ROXBURY, NJ - Maybe it's the high-pitched screams of 11-year-old girls when a teammate bangs a ball over the head of an outfielder. It could be the scary grunt of a pig-tailed, 14-year-old fastpitch ace as she lets loose a 55 m.p.h. curveball. Or the way a skinny speedster adjusts her sliding pad after stealing yet another base.
In terms of athleticism, power and speed, softball is trumped by baseball. But there remains something special about the game, including the fact that it serves as a haven of competitiveness for older men whose days of throwing (or hitting) rocketing hardballs are long gone.
If all goes according to plan, the final inning for those sights and sounds at Roxbury's Horseshoe Lake Recreation Complex in Succasunna are coming. Nothing is formalized, but town officials are talking about removing Horseshoe Lake's three softball diamonds and replacing them with fields of a more rectangular and completely grassy nature.
"The plan is to put in multi-purpose fields for football, soccer and lacrosse at Horseshoe Lake," said Roxbury Recreation Department Director Dave Stierli.
This might be seen as sinful to folks who love softball, especially those who've had it up to here with soccer. However, before you begin pummeling Stierli with copies of Ann Coulter's treatise on soccer's anti-Americanism, the demise of softball at Horseshoe Park is only happening because another corner of Roxbury is on the verge of becoming a Northwest Jersey softball mecca.
Now under construction, the $3.5 million Landing Park Recreation Complex is pretty much all softball, and the facilities will trump those in Succasunna. While only one of the Horseshoe Lake complex's softball diamonds are now lit, all three of the new Landing diamonds will be illuminated, said Stierli.
The site will also have the types of modern features that draw weekend-long softball tournaments, events that can bring dozens of teams and hundreds of people to the community. "We hope to have tournaments play in Landing Park," said Stierli. "People travel from all over the U.S. for these tournaments."
At Sal's Pizzeria in Landing, co-owner Kandi Archer said she is looking forward to the influx of hungry softballers.
"I think it's a great thing for the community," she said. "We've been here for 28 years and we're glad to see something like this come ... It could do a lot for the area. I think the area needs something and I think the softball fields are a great idea."

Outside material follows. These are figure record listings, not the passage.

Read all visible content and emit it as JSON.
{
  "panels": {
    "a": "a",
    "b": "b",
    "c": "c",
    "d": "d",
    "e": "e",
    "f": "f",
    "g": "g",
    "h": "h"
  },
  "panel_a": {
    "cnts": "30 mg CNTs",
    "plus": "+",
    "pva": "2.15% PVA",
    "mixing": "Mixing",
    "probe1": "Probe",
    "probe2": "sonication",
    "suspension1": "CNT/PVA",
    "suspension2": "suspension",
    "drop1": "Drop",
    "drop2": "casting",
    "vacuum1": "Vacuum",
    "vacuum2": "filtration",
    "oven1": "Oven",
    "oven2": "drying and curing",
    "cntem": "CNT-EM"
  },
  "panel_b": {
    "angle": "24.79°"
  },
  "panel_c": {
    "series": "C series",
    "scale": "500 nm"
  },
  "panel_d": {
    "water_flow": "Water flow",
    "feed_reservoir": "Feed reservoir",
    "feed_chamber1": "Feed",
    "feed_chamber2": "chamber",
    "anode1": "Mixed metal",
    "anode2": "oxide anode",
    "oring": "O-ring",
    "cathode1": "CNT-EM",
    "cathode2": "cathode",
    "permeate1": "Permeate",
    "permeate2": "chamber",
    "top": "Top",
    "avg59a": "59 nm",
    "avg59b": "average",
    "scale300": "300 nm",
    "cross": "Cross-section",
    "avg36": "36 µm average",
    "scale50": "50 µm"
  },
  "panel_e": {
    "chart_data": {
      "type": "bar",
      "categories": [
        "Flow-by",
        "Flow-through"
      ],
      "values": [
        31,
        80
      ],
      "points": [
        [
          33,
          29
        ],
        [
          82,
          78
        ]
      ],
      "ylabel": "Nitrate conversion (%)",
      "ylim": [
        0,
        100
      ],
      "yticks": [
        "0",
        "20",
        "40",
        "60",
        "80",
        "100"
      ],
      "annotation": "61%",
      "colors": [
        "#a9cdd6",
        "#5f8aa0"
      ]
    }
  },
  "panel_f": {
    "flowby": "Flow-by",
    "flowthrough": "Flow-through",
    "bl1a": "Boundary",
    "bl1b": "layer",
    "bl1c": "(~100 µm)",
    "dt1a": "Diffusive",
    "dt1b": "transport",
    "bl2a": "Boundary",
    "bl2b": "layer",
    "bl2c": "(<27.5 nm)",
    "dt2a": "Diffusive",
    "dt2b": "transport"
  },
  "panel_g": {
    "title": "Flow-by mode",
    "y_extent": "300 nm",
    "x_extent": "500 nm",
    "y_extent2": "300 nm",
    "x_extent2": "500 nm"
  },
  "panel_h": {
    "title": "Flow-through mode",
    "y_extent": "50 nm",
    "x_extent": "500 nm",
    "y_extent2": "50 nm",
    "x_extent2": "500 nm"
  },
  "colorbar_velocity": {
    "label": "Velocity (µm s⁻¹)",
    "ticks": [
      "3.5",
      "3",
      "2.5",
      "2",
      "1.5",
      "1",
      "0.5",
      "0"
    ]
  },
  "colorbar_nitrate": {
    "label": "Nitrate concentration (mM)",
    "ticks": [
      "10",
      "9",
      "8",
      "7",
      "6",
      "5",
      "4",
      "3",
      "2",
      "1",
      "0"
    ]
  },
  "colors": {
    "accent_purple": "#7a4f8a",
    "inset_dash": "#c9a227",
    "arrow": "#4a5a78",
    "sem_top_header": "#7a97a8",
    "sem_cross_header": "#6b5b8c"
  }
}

Stierli said the new fields at Landing should be ready for ballgames by the autumn of 2015. Plans for how to replace the softball diamonds at Horseshoe Lake are still in the very preliminary "conversation" stages and the change isn't likely to occur until 2016 at the soonest. Stierli stressed there are no plans to remove the complex's baseball field, the site of Morris County high school baseball championship tournaments.